The housekeeper registered something significant in Elena's tone—some quality that triggered her well-honed instincts for discretion. She approached with her head slightly bowed, voice dropping to confidential levels.
"Yes, Miss? How may I assist you?"
"The shirt that just arrived." Elena's words emerged barely above a whisper. "Where was it stored?"
"First compartment in Young Master Chen's wardrobe, right side." Sophia provided the information promptly, though her expression betrayed confusion about why this mattered.
Then understanding apparently dawned—her eyes widening fractionally as she jumped to conclusions.
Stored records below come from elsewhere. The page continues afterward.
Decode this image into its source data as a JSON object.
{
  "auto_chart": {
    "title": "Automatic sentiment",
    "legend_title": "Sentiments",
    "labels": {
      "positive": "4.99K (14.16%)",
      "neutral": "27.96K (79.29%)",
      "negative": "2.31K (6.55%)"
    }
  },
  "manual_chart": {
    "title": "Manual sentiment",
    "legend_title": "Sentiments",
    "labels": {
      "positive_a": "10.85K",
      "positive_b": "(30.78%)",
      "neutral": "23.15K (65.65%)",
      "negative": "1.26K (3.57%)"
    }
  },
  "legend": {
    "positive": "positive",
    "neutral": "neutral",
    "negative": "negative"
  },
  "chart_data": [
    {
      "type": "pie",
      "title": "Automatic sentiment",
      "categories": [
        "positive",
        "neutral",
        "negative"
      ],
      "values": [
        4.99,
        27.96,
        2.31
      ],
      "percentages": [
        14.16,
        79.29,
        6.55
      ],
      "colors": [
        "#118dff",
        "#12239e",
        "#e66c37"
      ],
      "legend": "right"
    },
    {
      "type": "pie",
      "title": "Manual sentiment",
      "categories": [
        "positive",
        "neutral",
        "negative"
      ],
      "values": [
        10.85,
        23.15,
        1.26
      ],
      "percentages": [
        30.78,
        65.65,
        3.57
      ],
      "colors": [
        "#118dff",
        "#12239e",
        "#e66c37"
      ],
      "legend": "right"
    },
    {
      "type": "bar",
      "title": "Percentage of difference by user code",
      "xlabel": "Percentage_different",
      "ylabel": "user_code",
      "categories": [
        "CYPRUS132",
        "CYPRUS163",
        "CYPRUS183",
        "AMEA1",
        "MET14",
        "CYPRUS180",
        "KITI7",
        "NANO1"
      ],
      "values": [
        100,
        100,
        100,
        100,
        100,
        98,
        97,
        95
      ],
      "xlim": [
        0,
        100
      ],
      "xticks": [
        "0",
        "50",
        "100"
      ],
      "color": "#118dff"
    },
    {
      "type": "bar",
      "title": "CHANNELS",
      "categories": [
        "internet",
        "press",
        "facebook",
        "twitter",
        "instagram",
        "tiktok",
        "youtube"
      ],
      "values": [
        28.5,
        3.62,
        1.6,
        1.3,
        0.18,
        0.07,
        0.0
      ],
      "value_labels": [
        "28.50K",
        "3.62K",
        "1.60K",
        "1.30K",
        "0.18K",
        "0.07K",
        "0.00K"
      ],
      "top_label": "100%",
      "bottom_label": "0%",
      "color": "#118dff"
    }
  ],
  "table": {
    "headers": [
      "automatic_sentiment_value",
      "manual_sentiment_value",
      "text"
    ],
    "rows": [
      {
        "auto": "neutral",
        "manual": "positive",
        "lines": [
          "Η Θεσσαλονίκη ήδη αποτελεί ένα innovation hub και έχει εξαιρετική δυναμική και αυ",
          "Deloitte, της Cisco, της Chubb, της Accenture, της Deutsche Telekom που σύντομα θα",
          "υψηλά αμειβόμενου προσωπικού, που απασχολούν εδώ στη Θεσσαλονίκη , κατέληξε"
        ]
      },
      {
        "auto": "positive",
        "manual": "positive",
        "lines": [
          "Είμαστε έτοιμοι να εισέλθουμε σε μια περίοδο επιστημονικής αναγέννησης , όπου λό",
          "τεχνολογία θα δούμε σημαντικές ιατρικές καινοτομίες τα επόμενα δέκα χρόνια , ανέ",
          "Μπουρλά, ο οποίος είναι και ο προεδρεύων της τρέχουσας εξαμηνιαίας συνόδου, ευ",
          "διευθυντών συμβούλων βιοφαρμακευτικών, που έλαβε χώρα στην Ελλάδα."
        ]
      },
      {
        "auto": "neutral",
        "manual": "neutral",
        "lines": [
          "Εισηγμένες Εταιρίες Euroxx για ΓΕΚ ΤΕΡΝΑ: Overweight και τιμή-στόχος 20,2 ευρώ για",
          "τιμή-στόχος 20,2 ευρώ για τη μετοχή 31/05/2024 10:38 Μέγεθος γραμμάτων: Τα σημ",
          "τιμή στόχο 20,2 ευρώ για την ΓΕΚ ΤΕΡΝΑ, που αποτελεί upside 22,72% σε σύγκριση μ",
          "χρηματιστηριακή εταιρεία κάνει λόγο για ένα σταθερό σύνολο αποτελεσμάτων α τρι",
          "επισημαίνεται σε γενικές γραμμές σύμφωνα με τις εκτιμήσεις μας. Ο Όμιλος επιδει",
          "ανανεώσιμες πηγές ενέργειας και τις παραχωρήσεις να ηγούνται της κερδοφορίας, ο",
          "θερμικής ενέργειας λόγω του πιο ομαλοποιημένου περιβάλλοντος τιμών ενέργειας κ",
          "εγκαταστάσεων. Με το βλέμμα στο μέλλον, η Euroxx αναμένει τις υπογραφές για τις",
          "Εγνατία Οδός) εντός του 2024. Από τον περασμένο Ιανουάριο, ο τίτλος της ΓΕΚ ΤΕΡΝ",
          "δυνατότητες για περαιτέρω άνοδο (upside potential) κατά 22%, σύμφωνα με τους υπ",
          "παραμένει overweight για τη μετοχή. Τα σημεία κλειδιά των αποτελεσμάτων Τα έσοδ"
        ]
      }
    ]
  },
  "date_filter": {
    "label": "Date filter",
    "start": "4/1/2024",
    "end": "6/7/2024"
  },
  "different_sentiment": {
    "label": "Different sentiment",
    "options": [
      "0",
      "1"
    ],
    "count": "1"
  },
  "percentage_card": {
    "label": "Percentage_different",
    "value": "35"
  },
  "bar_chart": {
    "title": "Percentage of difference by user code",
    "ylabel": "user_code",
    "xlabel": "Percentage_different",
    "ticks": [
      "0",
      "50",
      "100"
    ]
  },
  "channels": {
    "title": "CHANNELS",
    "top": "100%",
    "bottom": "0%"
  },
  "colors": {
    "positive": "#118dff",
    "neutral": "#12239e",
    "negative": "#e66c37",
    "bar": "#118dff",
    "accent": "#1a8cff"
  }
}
"Miss," Sophia leaned closer, her voice acquiring conspiratorial overtones, "I inspected the garment thoroughly before putting it away. I can assure you—it's completely clean. No lipstick marks, no perfume residue, no evidence of... inappropriate contact."
Elena's cheeks acquired the faintest flush—whether from embarrassment or irritation, hard to determine. She produced two delicate coughs.
"That's not what I—" She cut herself off, shaking her head. "Never mind. You may go."
Sophia retreated with a knowing expression that suggested she believed she'd successfully conducted counter-intelligence work on her mistress's behalf.
Elena waited until the housekeeper's footsteps faded completely before allowing herself a long, slow exhalation.
The button, she thought, fingers unconsciously finding it in her pocket. I need to see those buttons up close. Compare them directly.
Her wheelchair rolled silently toward Marcus's room, where answers—or more questions—awaited.